I have a program I'm writing that is supposed to strip html tags out of a string. I've been trying to replace all strings that start with "<" and end with ">". This (obviously because I'm here asking this) has not worked so far. Here's what I've tried:
StrippedContent = Regex.Replace(StrippedContent, "\<.*\>", "")
That just returns what seems like a random part of the original string. I've also tried
For Each StringMatch As Match In Regex.Matches(StrippedContent, "\<.*\>")
StrippedContent = StrippedContent.Replace(StringMatch.Value, "")
Next
Which did the same thing (returns what seems like a random part of the original string). Is there a better way to do this? By better I mean a way that works.
Description
This expression will:
- find and replace all tags with nothing
- avoid problematic edge cases
Regex: <(?:[^>=]|='[^']*'|="[^"]*"|=[^'"][^\s>]*)*>
Replace with: nothing
Example
Sample Text
Note the difficult edge case in the mouse over function
these are <a onmouseover=' href="NotYourHref" ; if (6/a>3) { funRotator(href) } ; ' href=abc.aspx?filter=3&prefix=&num=11&suffix=>the droids</a> you are looking for.
Code
Imports System.Text.RegularExpressions
Module Module1
Sub Main()
Dim sourcestring as String = "replace with your source string"
Dim replacementstring as String = ""
Dim matchpattern as String = "<(?:[^>=]|='[^']*'|=""[^""]*""|=[^'""][^\s>]*)*>"
Console.Writeline(regex.Replace(sourcestring,matchpattern,replacementstring,RegexOptions.IgnoreCase OR RegexOptions.IgnorePatternWhitespace OR RegexOptions.Multiline OR RegexOptions.Singleline))
End Sub
End Module
String after replacement
these are the droids you are looking for.
Well, this proves that you should always search Google for an answer.
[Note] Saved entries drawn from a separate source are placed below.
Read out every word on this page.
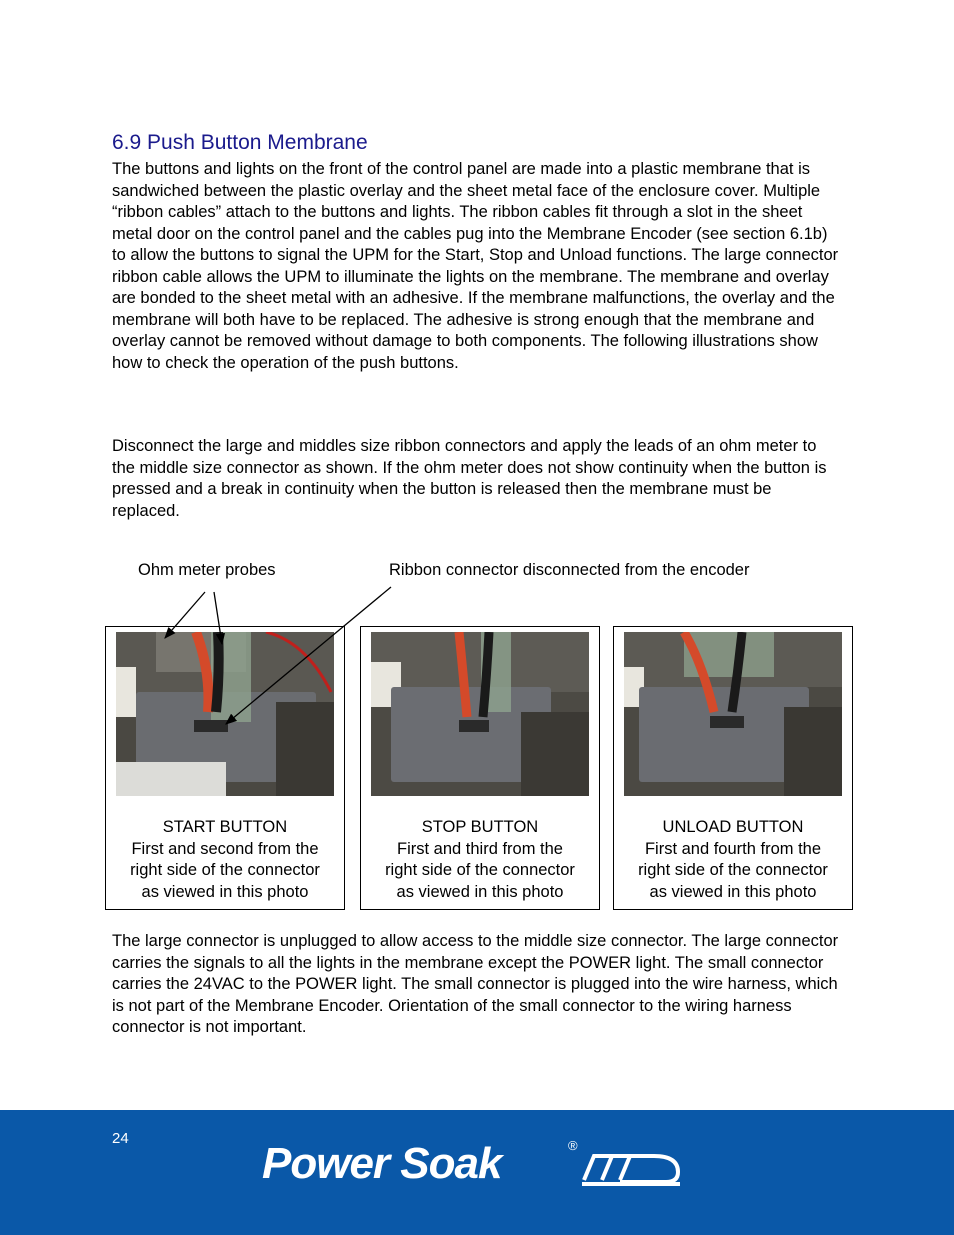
6.9 Push Button Membrane

The buttons and lights on the front of the control panel are made into a plastic membrane that is sandwiched between the plastic overlay and the sheet metal face of the enclosure cover. Multiple “ribbon cables” attach to the buttons and lights. The ribbon cables fit through a slot in the sheet metal door on the control panel and the cables pug into the Membrane Encoder (see section 6.1b) to allow the buttons to signal the UPM for the Start, Stop and Unload functions. The large connector ribbon cable allows the UPM to illuminate the lights on the membrane. The membrane and overlay are bonded to the sheet metal with an adhesive. If the membrane malfunctions, the overlay and the membrane will both have to be replaced. The adhesive is strong enough that the membrane and overlay cannot be removed without damage to both components. The following illustrations show how to check the operation of the push buttons.

Disconnect the large and middles size ribbon connectors and apply the leads of an ohm meter to the middle size connector as shown. If the ohm meter does not show continuity when the button is pressed and a break in continuity when the button is released then the membrane must be replaced.

Ohm meter probes	Ribbon connector disconnected from the encoder
START BUTTON
First and second from the
right side of the connector
as viewed in this photo
STOP BUTTON
First and third from the
right side of the connector
as viewed in this photo
UNLOAD BUTTON
First and fourth from the
right side of the connector
as viewed in this photo

The large connector is unplugged to allow access to the middle size connector. The large connector carries the signals to all the lights in the membrane except the POWER light. The small connector carries the 24VAC to the POWER light. The small connector is plugged into the wire harness, which is not part of the Membrane Encoder. Orientation of the small connector to the wiring harness connector is not important.

24
Power Soak	®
Here's a method I got from http://www.dotnetperls.com/remove-html-tags-vbnet
Imports System.Text.RegularExpressions
Module Module1
Sub Main()
Dim html As String = "<p>There was a <b>.NET</b> programmer " +
"and he stripped the <i>HTML</i> tags.</p>"
Dim tagless As String = StripTags(html)
Console.WriteLine(tagless)
End Sub
Function StripTags(ByVal html As String) As String
Return Regex.Replace(html, "<.*?>", "")
End Function
End Module
Here's a simple function using the regex pattern that Ro Yo Mi posted.
<Extension()> Public Function RemoveHtmlTags(value As String) As String
Return Regex.Replace(value, "<(?:[^>=]|='[^']*'|=""[^""]*""|=[^'""][^\s>]*)*>", "")
End Function
Demonstration:
Dim html As String = "This <i>is</i> just a <b>demo</b>.".RemoveHtmlTags()
Console.WriteLine(html)